The specific use of the captive will depend on the risk profile of the organisation, Nihoul noted.
“Some will increase the retention on the bottom layers of the covers, others will remove some exposures that the market is overpricing a captive can fill a gap in your programme,” he said.
“We are trying to improve the authorities’ understanding of what a captive is.” Laurent Nihoul, FERMAOptimisation
ArcelorMittal makes sophisticated use of its own captive, using it to fill gaps in the cover the company has in the insurance market and as a front row underwriting unit to access different reinsurance markets and create one single insurance product for its entities.
“We use it for financial optimisation that is the self-financing part of it: capturing underwriting profits, calculating the cost of risks and trying to minimise it, but we also use it in an operational way, optimising the flow of our insurance operation,” Nihoul explained.
“In an organisation such as ours we have many countries, hundreds of entities, and heavy industrial risk, so beyond the premiums and claims there is a process and a cash flow we use it to optimise this dual aspect.
“We have two main strategic principles: the first is that we use it in all insurance lines not all captive owners use their captive in all lines of business.
“Second, we never use a captive without a risk transfer solution: we never take 100 percent of a risk in the captive we transfer to third party insurance companies.”
Nihoul would, naturally, like to see the re/insurance industry offer more appealing rates and terms and conditions, but he is concerned the problem is going to get worse before it gets better.
“We have the triple crunch at present: underwriting restrictions, capacity decrease and price increase, so it’s the most difficult market you could have,” he said.
“My concern with COVID-19 is that it will escalate. Last year the hardening market was a problem for insurance managers and within their organisations they had to explain why the price was going up, but now with COVID-19 what you have is almost all industries suffering heavily from the economic crisis, and in the January renewals we will see quality issues and higher prices in an environment where everyone is cutting costs.

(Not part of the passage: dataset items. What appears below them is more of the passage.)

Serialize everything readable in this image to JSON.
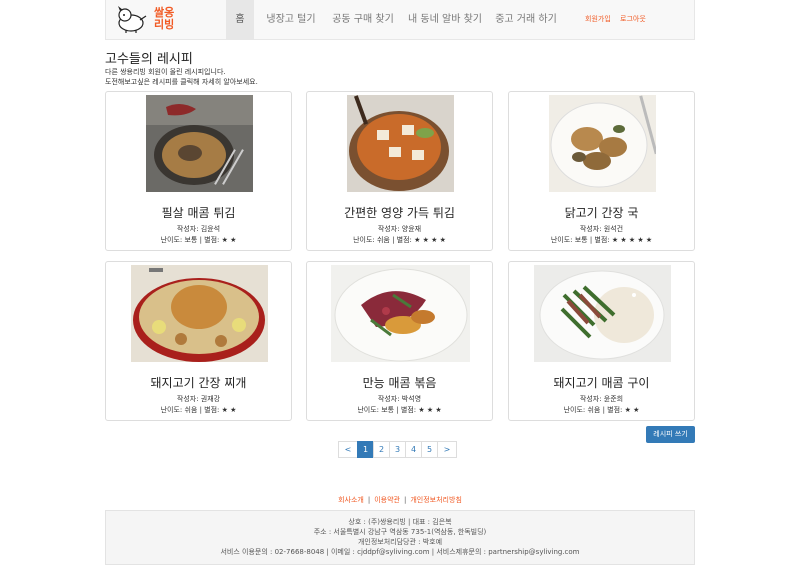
{
  "brand": {
    "logo_text_line1": "쌀옹",
    "logo_text_line2": "리빙"
  },
  "nav": {
    "items": [
      {
        "label": "홈"
      },
      {
        "label": "냉장고 털기"
      },
      {
        "label": "공동 구매 찾기"
      },
      {
        "label": "내 동네 알바 찾기"
      },
      {
        "label": "중고 거래 하기"
      }
    ],
    "signup": "회원가입",
    "logout": "로그아웃"
  },
  "page": {
    "title": "고수들의 레시피",
    "desc_line1": "다른 쌍용리빙 회원이 올린 레시피입니다.",
    "desc_line2": "도전해보고싶은 레시피를 클릭해 자세히 알아보세요."
  },
  "recipes": [
    {
      "title": "필살 매콤 튀김",
      "author": "작성자: 김윤석",
      "meta": "난이도: 보통 | 별점: ★ ★"
    },
    {
      "title": "간편한 영양 가득 튀김",
      "author": "작성자: 양윤재",
      "meta": "난이도: 쉬움 | 별점: ★ ★ ★ ★"
    },
    {
      "title": "닭고기 간장 국",
      "author": "작성자: 원석건",
      "meta": "난이도: 보통 | 별점: ★ ★ ★ ★ ★"
    },
    {
      "title": "돼지고기 간장 찌개",
      "author": "작성자: 권재강",
      "meta": "난이도: 쉬움 | 별점: ★ ★"
    },
    {
      "title": "만능 매콤 볶음",
      "author": "작성자: 박석영",
      "meta": "난이도: 보통 | 별점: ★ ★ ★"
    },
    {
      "title": "돼지고기 매콤 구이",
      "author": "작성자: 윤준희",
      "meta": "난이도: 쉬움 | 별점: ★ ★"
    }
  ],
  "pagination": {
    "prev": "<",
    "pages": [
      "1",
      "2",
      "3",
      "4",
      "5"
    ],
    "next": ">",
    "current": "1"
  },
  "write_button": "레시피 쓰기",
  "footer": {
    "links": [
      "회사소개",
      "이용약관",
      "개인정보처리방침"
    ],
    "line1": "상호 : (주)쌍용리빙 | 대표 : 김은복",
    "line2": "주소 : 서울특별시 강남구 역삼동 735-1(역삼동, 한독빌딩)",
    "line3": "개인정보처리담당관 : 박호예",
    "line4": "서비스 이용문의 : 02-7668-8048 | 이메일 : cjddpf@syliving.com | 서비스제휴문의 : partnership@syliving.com"
  },
  "colors": {
    "accent": "#f15a24",
    "primary": "#337ab7"
  }
}
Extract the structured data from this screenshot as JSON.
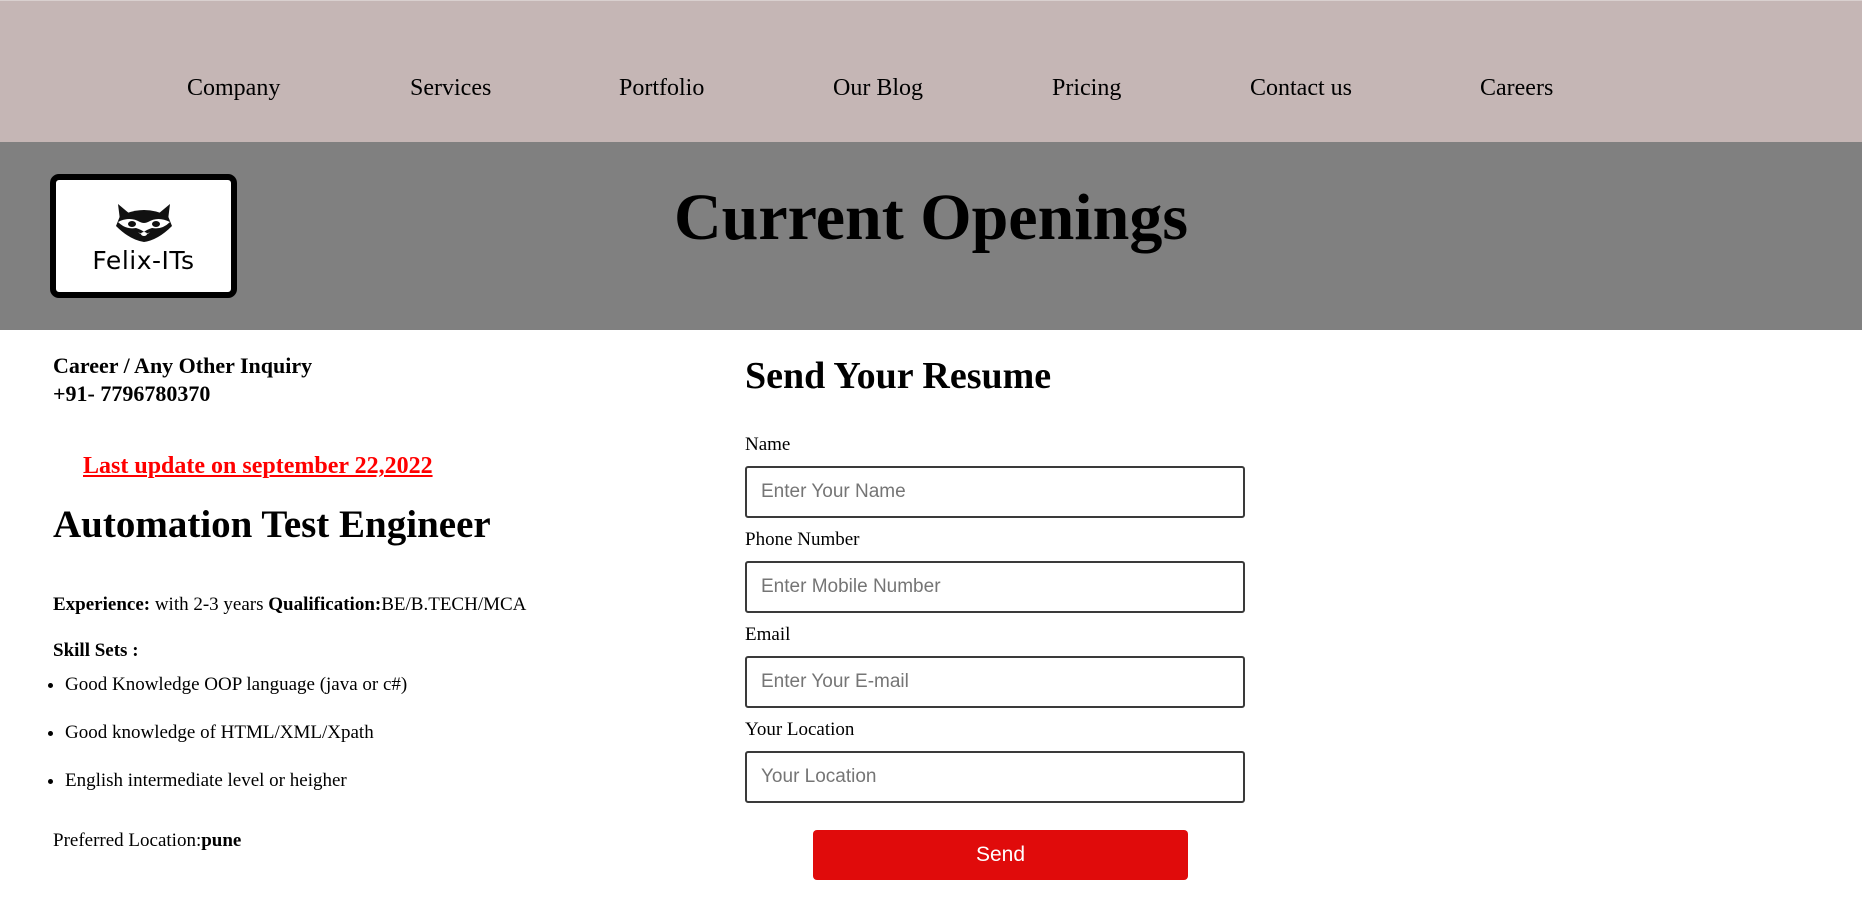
{
  "nav": {
    "items": [
      {
        "label": "Company"
      },
      {
        "label": "Services"
      },
      {
        "label": "Portfolio"
      },
      {
        "label": "Our Blog"
      },
      {
        "label": "Pricing"
      },
      {
        "label": "Contact us"
      },
      {
        "label": "Careers"
      }
    ]
  },
  "header": {
    "logo_text": "Felix-ITs",
    "logo_icon": "raccoon-icon",
    "title": "Current Openings"
  },
  "contact": {
    "line1": "Career / Any Other Inquiry",
    "phone": "+91- 7796780370"
  },
  "job": {
    "last_update": "Last update on september 22,2022",
    "title": "Automation Test Engineer",
    "experience_label": "Experience:",
    "experience_value": " with 2-3 years ",
    "qualification_label": "Qualification:",
    "qualification_value": "BE/B.TECH/MCA",
    "skills_heading": "Skill Sets :",
    "skills": [
      "Good Knowledge OOP language (java or c#)",
      "Good knowledge of HTML/XML/Xpath",
      "English intermediate level or heigher"
    ],
    "location_label": "Preferred Location:",
    "location_value": "pune"
  },
  "form": {
    "title": "Send Your Resume",
    "fields": [
      {
        "label": "Name",
        "placeholder": "Enter Your Name"
      },
      {
        "label": "Phone Number",
        "placeholder": "Enter Mobile Number"
      },
      {
        "label": "Email",
        "placeholder": "Enter Your E-mail"
      },
      {
        "label": "Your Location",
        "placeholder": "Your Location"
      }
    ],
    "submit_label": "Send"
  },
  "colors": {
    "nav_bg": "#c5b6b5",
    "banner_bg": "#808080",
    "accent_red": "#e00b0b",
    "update_red": "#ff0000"
  }
}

“The impact is felt not just by the insurance managers but also by chief financial officers, and then it becomes a very significant problem, because why should they buy a product with lower quality and a high price when they have to reduce all their costs?
“On the other hand, I understand the dynamics in the insurance market and the fact the insurers have been making a loss and need to balance their profit and loss.
“The dynamic is understandable from a global perspective there are not enough premiums to pay the claims and they are reacting in a very quick and extreme way.”
Treatment of captives
Against this backdrop, FERMA is working to make the captive insurance route easier for companies, particularly with regard to regulations. It is in a dialogue with EIOPA on its review of the Solvency II directive, with the aim of encouraging a principle of proportionality for captives so that the way the regulations are applied recognises the differences in size and scope between captives and traditional insurers.
FERMA has also made suggestions and proposed guidelines to the OECD regarding its international Base Erosion and Profit Shifting (BEPS) framework. Among other things, this seeks to tackle the misuse of captives as a mechanism to dodge taxes by shifting profit into more favourable environments; FERMA is concerned that genuine use of captives should not be impeded.
“We are trying to improve the authorities’ understanding of what a captive is, why we use them and why they are efficient tools in the global self-financing structure of a company,” Nihoul said.
“You have to demonstrate to the authority that you are not artificially increasing or decreasing the price.
“We are happy for the regulators to target and remove any unfair transactions, but you should not hit the whole industry heavily with these rules and requirements. Our approach is to say we should have consistency in the guidelines and proportionality meaning that if a captive is used as a tax avoidance tool, we are the first to be happy to remove it from the market.
“But for all others, please have a proportional approach according to size, and apply it in a consistent way in all countries,” he concluded.